Steady-state kinetic study of magnesium and ATP effects on ligand affinity and catalytic activity of sheep kidney sodium, potassium-adenosinetriphosphatase

Abstract

A non-linear least squares computer analysis of steady-state kinetic data of ATP hydrolysis catalyzed by sheep kidney (Na +, K +-ATPase (ATP phosphohydrolase, EC 3.6.1.3) gives kinetic parameters of various enzyme intermediates. Chemical models that fit the whole group of experimental data allow an overview of the effects of varying concentrations of Mg 2+ and ATP on the ligand affinity and catalytic activity of the enzyme, and also make possible the following rationale in relation to the active transport of sodium and potassium across a cell membrane: In the presence of 60 mM of sodium and the absence of ATP, potassium binds favorably to the enzyme. This effective binding of potassium is consistent with extracellular binding of potassium prior to transport into a cell, because the extracellular medium consists of high sodium, low potassium and no ATP. Binding of potassium is decreased by free ATP and Mg · ATP complex.
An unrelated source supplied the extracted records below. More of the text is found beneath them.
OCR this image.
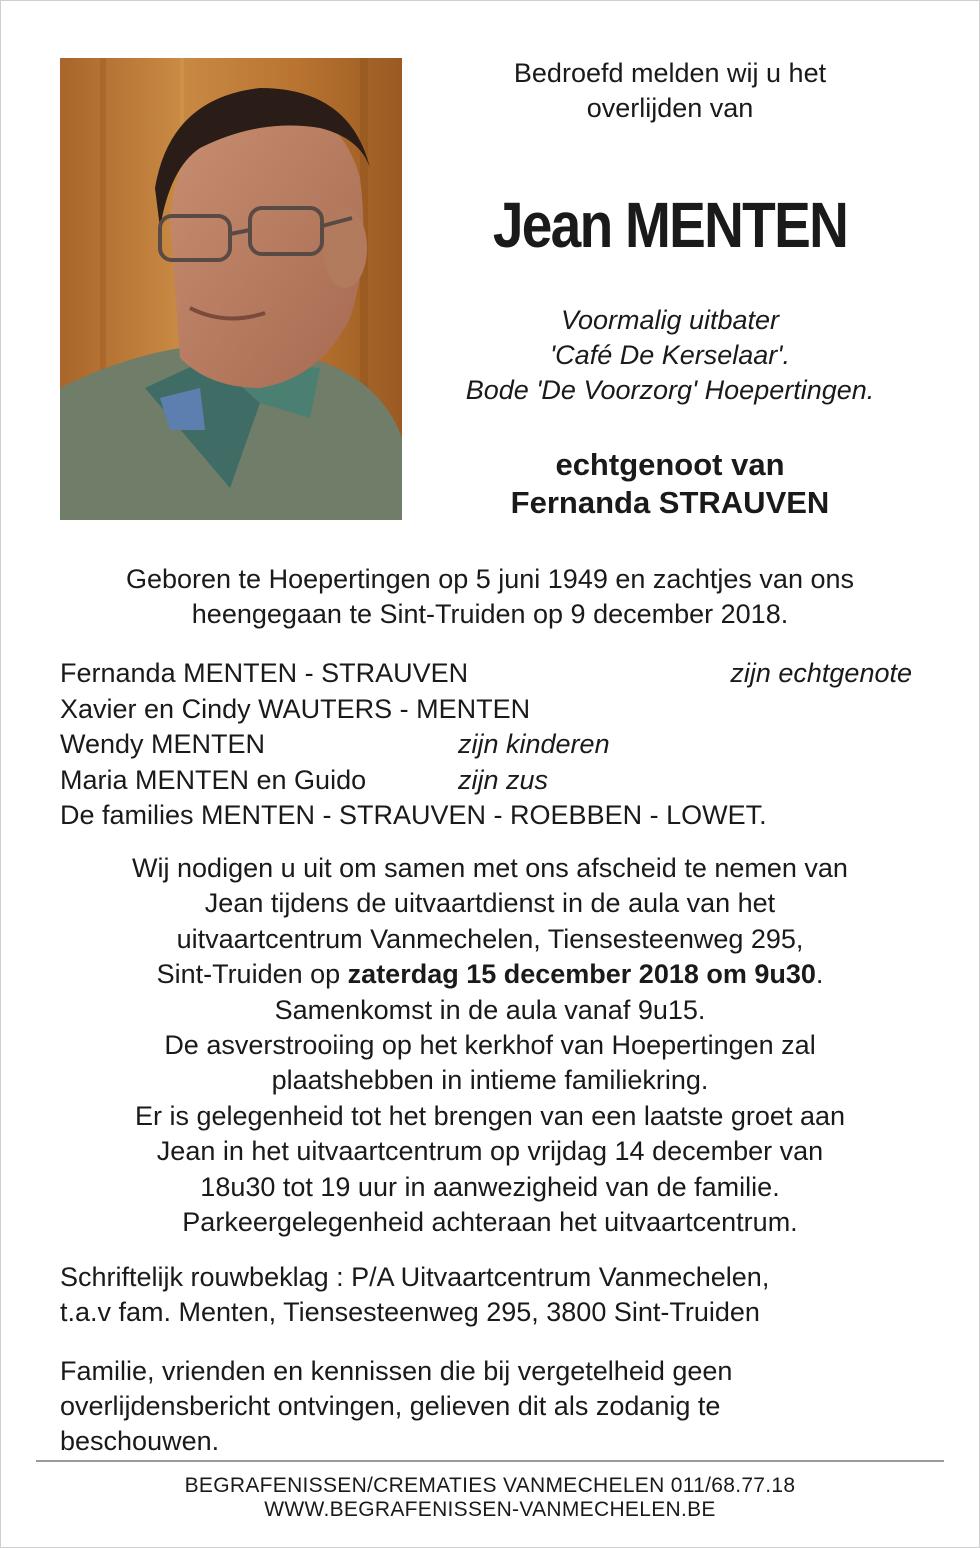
Bedroefd melden wij u het
overlijden van
Jean MENTEN
Voormalig uitbater
'Café De Kerselaar'.
Bode 'De Voorzorg' Hoepertingen.
echtgenoot van
Fernanda STRAUVEN
Geboren te Hoepertingen op 5 juni 1949 en zachtjes van ons
heengegaan te Sint-Truiden op 9 december 2018.
Fernanda MENTEN - STRAUVEN	zijn echtgenote
Xavier en Cindy WAUTERS - MENTEN
Wendy MENTEN	zijn kinderen
Maria MENTEN en Guido	zijn zus
De families MENTEN - STRAUVEN - ROEBBEN - LOWET.
Wij nodigen u uit om samen met ons afscheid te nemen van
Jean tijdens de uitvaartdienst in de aula van het
uitvaartcentrum Vanmechelen, Tiensesteenweg 295,
Sint-Truiden op zaterdag 15 december 2018 om 9u30.
Samenkomst in de aula vanaf 9u15.
De asverstrooiing op het kerkhof van Hoepertingen zal
plaatshebben in intieme familiekring.
Er is gelegenheid tot het brengen van een laatste groet aan
Jean in het uitvaartcentrum op vrijdag 14 december van
18u30 tot 19 uur in aanwezigheid van de familie.
Parkeergelegenheid achteraan het uitvaartcentrum.
Schriftelijk rouwbeklag : P/A Uitvaartcentrum Vanmechelen,
t.a.v fam. Menten, Tiensesteenweg 295, 3800 Sint-Truiden
Familie, vrienden en kennissen die bij vergetelheid geen
overlijdensbericht ontvingen, gelieven dit als zodanig te
beschouwen.
BEGRAFENISSEN/CREMATIES VANMECHELEN 011/68.77.18
WWW.BEGRAFENISSEN-VANMECHELEN.BE
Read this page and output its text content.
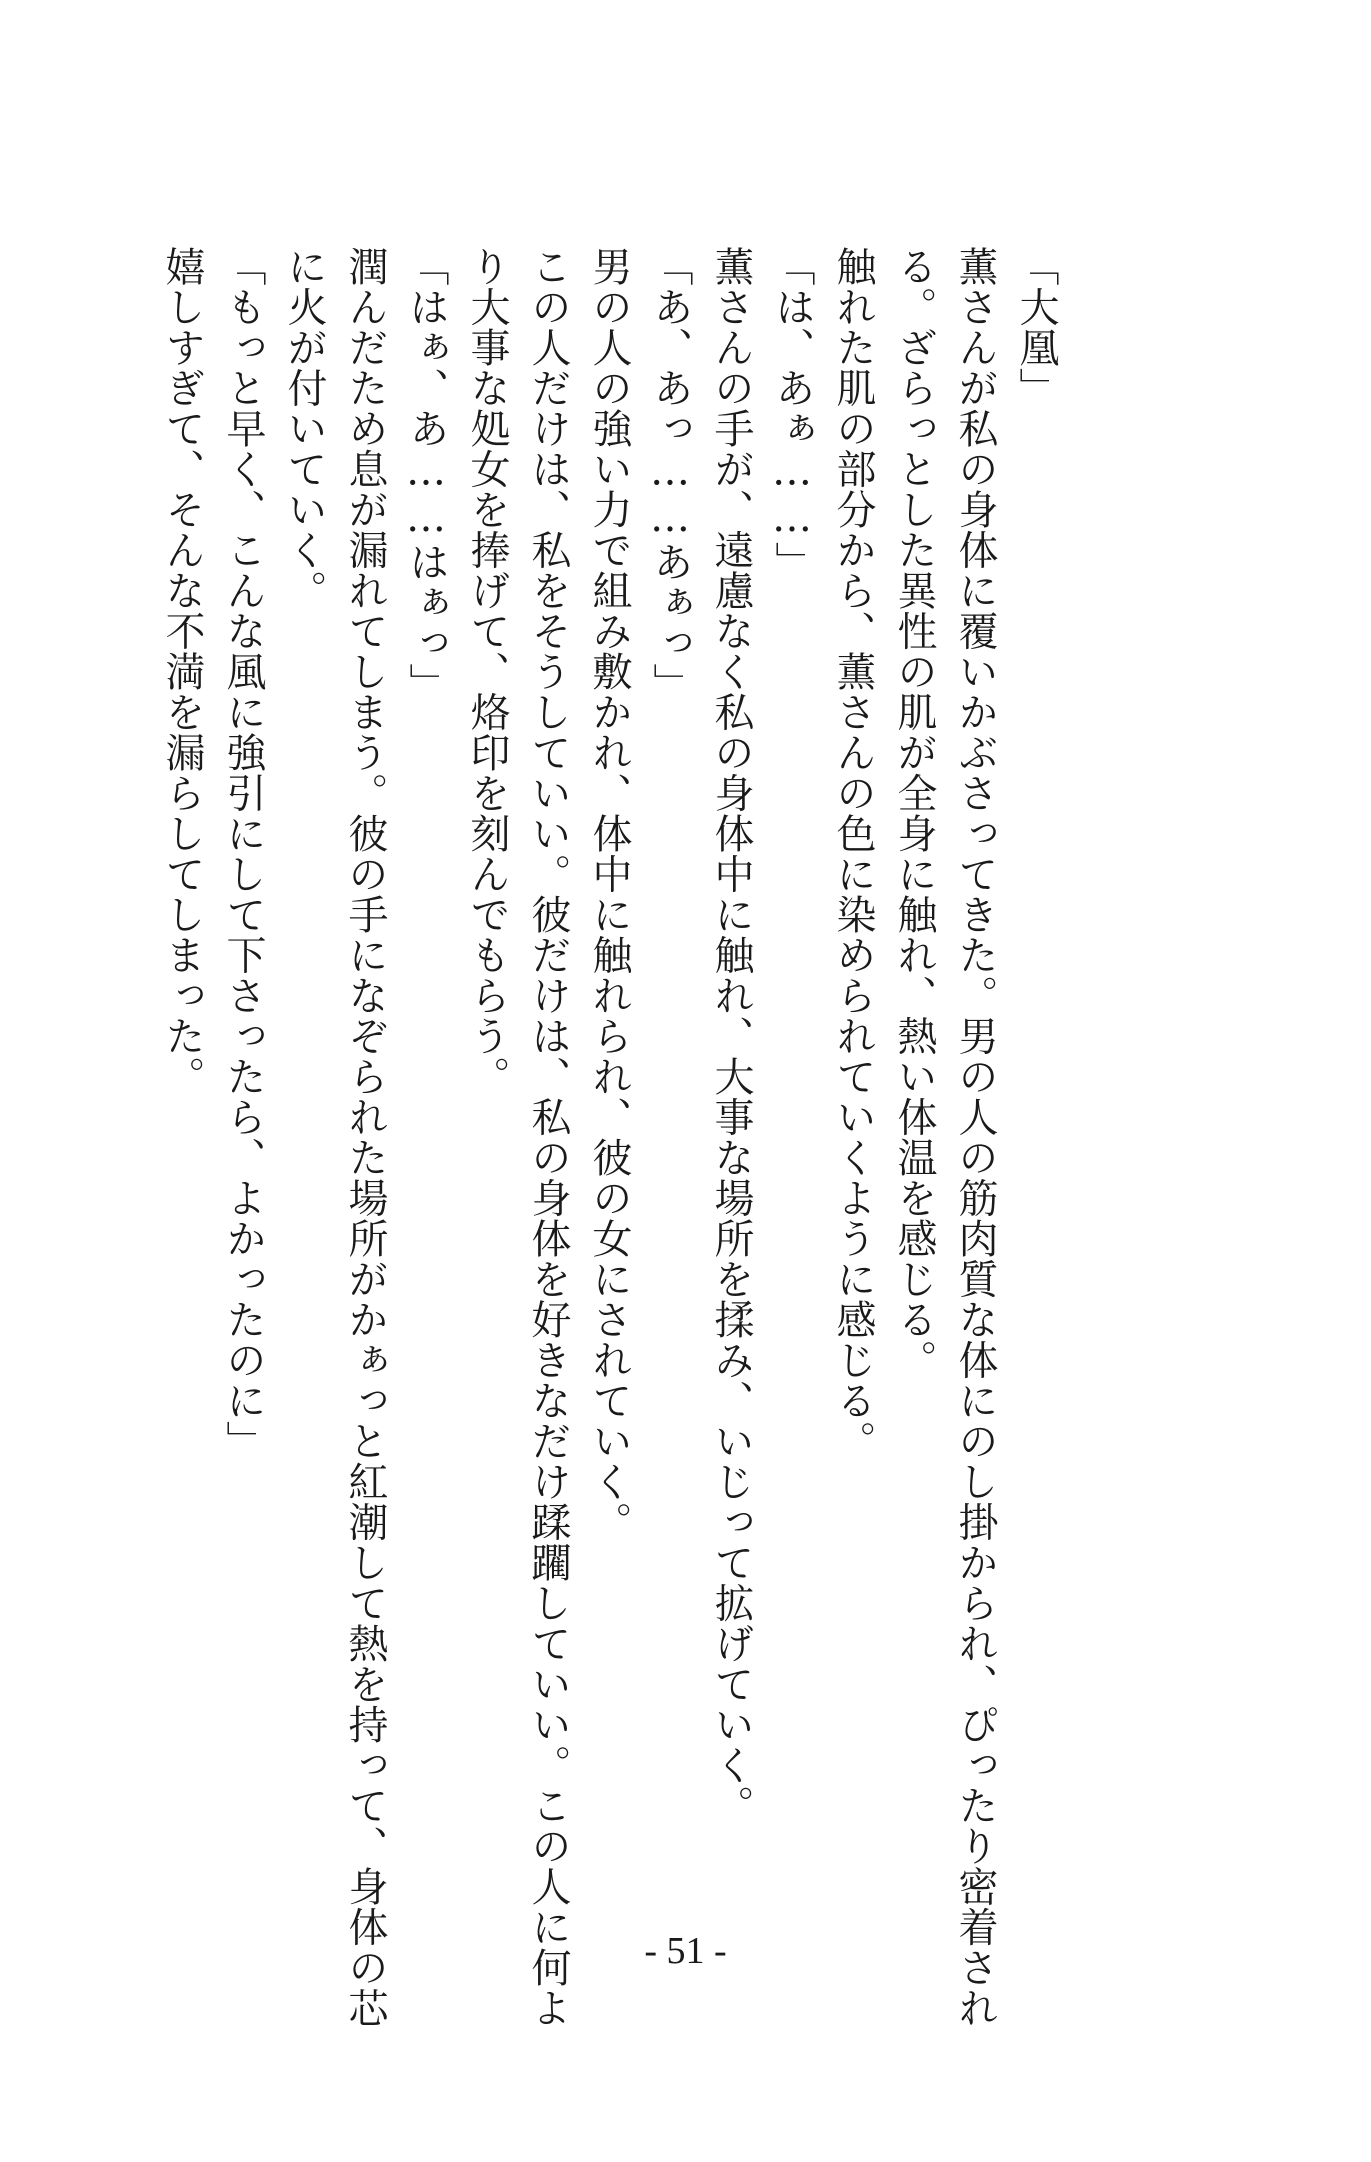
「大凰」
薫さんが私の身体に覆いかぶさってきた。男の人の筋肉質な体にのし掛かられ、ぴったり密着され
る。ざらっとした異性の肌が全身に触れ、熱い体温を感じる。
触れた肌の部分から、薫さんの色に染められていくように感じる。
「は、あぁ……」
薫さんの手が、遠慮なく私の身体中に触れ、大事な場所を揉み、いじって拡げていく。
「あ、あっ……あぁっ」
男の人の強い力で組み敷かれ、体中に触れられ、彼の女にされていく。
この人だけは、私をそうしていい。彼だけは、私の身体を好きなだけ蹂躙していい。この人に何よ
り大事な処女を捧げて、烙印を刻んでもらう。
「はぁ、あ……はぁっ」
潤んだため息が漏れてしまう。彼の手になぞられた場所がかぁっと紅潮して熱を持って、身体の芯
に火が付いていく。
「もっと早く、こんな風に強引にして下さったら、よかったのに」
嬉しすぎて、そんな不満を漏らしてしまった。
- 51 -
This “weakening” of potassium binding may be related to the low affinity sites of the enzyme for potassium inside a cell where ATP and Mg 2+ are present. In the presence of 10 mM potassium, binding of sodium is insignificant, but is stimulated by Mg 2+, ATP, and Mg · ATP. This is consistent with the intracellular event of sodium binding prior to transport out of the cell. The breakdown of the Mg · ATP-containing enzyme complexes may cause release of potassium into cell and put the enzyme in a form that does not bind sodium favorably in the absence of ATP; hence, sodium is released to extracellular medium which contains no ATP.